Inzwischen hätten sich die Tarifpartner sowie der Gesetzgeber ja in der Mindestlohn-Kommission auf Steigerungen geeinigt, die noch verkraftbar gewesen seien. "Dass es nun aber auf einen Schlag zwei Euro mehr pro Stunde als bisher werden sollen, kann nur mit langem zeitlichem Vorlauf und nur schrittweise funktionieren", so Müller-Richter.
Einige Handwerksunternehmen halten Steigerung für sinnvoll

Doch es gibt auch andere Meinungen: Bauunternehmer Björn Will aus Weddingstedt bei Heide ist Kreishandwerksmeister in Dithmarschen. Er hat über 80 Beschäftigte und ist überzeugt: "Die Menschen brauchen anständige Löhne und Gehälter." Man brauche doch nur die einfache Rechnung aufzumachen: Die Menschen müssten Miete, Strom, Gas, Wasser, Müll und Telekommunikation zahlen, hinzu kämen auf dem Land Kosten für Auto und Benzin - und gerade gingen alle Preise deutlich nach oben. "Das muss doch alles bezahlt werden können", sagt Will. In seinem Bauunternehmen würden die Tariflöhne des Bauhauptgewerbes gezahlt: "Anständige Löhne - für die meisten Mitarbeiter mit Ausbildung im Bau jenseits der 20 Euro - sprich über 3.000 Euro brutto", sagt er.
Bisherige Steigerungen im 2-Jahres-Zyklus
Die letzte Erhöhung des Mindestlohns stammt aus dem Jahr 2019. Hier hatte sich die Mindestlohn-Kommission ursprünglich einmal auf 9,82 Euro zum 1. Januar 2022 sowie auf 10,40 Euro zum 1. Juli 2022 geeinigt.
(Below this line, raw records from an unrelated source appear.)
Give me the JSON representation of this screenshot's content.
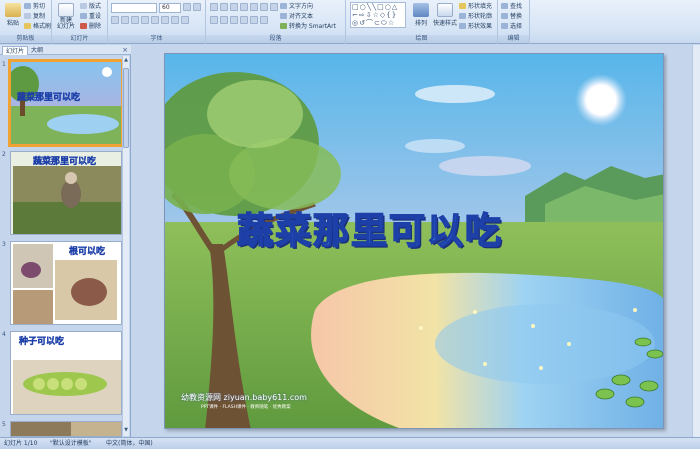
{
  "ribbon": {
    "clipboard": {
      "label": "剪贴板",
      "paste": "粘贴",
      "cut": "剪切",
      "copy": "复制",
      "format_painter": "格式刷"
    },
    "slides": {
      "label": "幻灯片",
      "new_slide": "新建\n幻灯片",
      "layout": "版式",
      "reset": "重设",
      "delete": "删除"
    },
    "font": {
      "label": "字体",
      "font_name": "",
      "font_size": "60"
    },
    "paragraph": {
      "label": "段落",
      "text_direction": "文字方向",
      "align_text": "对齐文本",
      "smartart": "转换为 SmartArt"
    },
    "drawing": {
      "label": "绘图",
      "arrange": "排列",
      "quick_styles": "快速样式",
      "shape_fill": "形状填充",
      "shape_outline": "形状轮廓",
      "shape_effects": "形状效果"
    },
    "editing": {
      "label": "编辑",
      "find": "查找",
      "replace": "替换",
      "select": "选择"
    }
  },
  "left_pane": {
    "tab_slides": "幻灯片",
    "tab_outline": "大纲",
    "close": "×",
    "thumbnails": [
      {
        "number": "1",
        "caption": "蔬菜那里可以吃"
      },
      {
        "number": "2",
        "caption": "蔬菜那里可以吃"
      },
      {
        "number": "3",
        "caption": "根可以吃"
      },
      {
        "number": "4",
        "caption": "种子可以吃"
      },
      {
        "number": "5",
        "caption": ""
      }
    ]
  },
  "slide": {
    "title": "蔬菜那里可以吃",
    "watermark": "幼教资源网 ziyuan.baby611.com",
    "watermark_sub": "PPT课件 · FLASH课件 · 教师随笔 · 优秀教案"
  },
  "status_bar": {
    "slide_info": "幻灯片 1/10",
    "theme": "\"默认设计模板\"",
    "language": "中文(简体，中国)"
  },
  "colors": {
    "ribbon_bg": "#dbe7f6",
    "selection": "#f0a232",
    "title_fill": "#5aa6ef",
    "title_stroke": "#1d3fa8"
  }
}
Also bisher Schritte um 40 bis 60 Cent. Arbeits- und Sozialminister Heil lässt die Kritik der Wirtschaftsverbände kalt. Die Koalition begründet die Erhöhung mit der allgemeinen Preisentwicklung.
Die Löhne hätten damit zuletzt nicht mehr Schritt halten können. Im November hatte die Inflationsrate nach Angaben des statistischen Bundesamtes mit über 5 Prozent neue Höchststände erreicht. Es gehe darum, als Gesellschaft zusammenzuhalten, verkündete Heil. Deshalb lege die Koalition ihren Fokus auf die Erhöhung des Mindestlohns.
Hinweis der Redaktion: In einer früheren Version des Artikels haben wir den Nachnamen von Friseurmeisterin Tina Brodkorb-Alaszewski falsch geschrieben. Wir bitten das zu entschuldigen.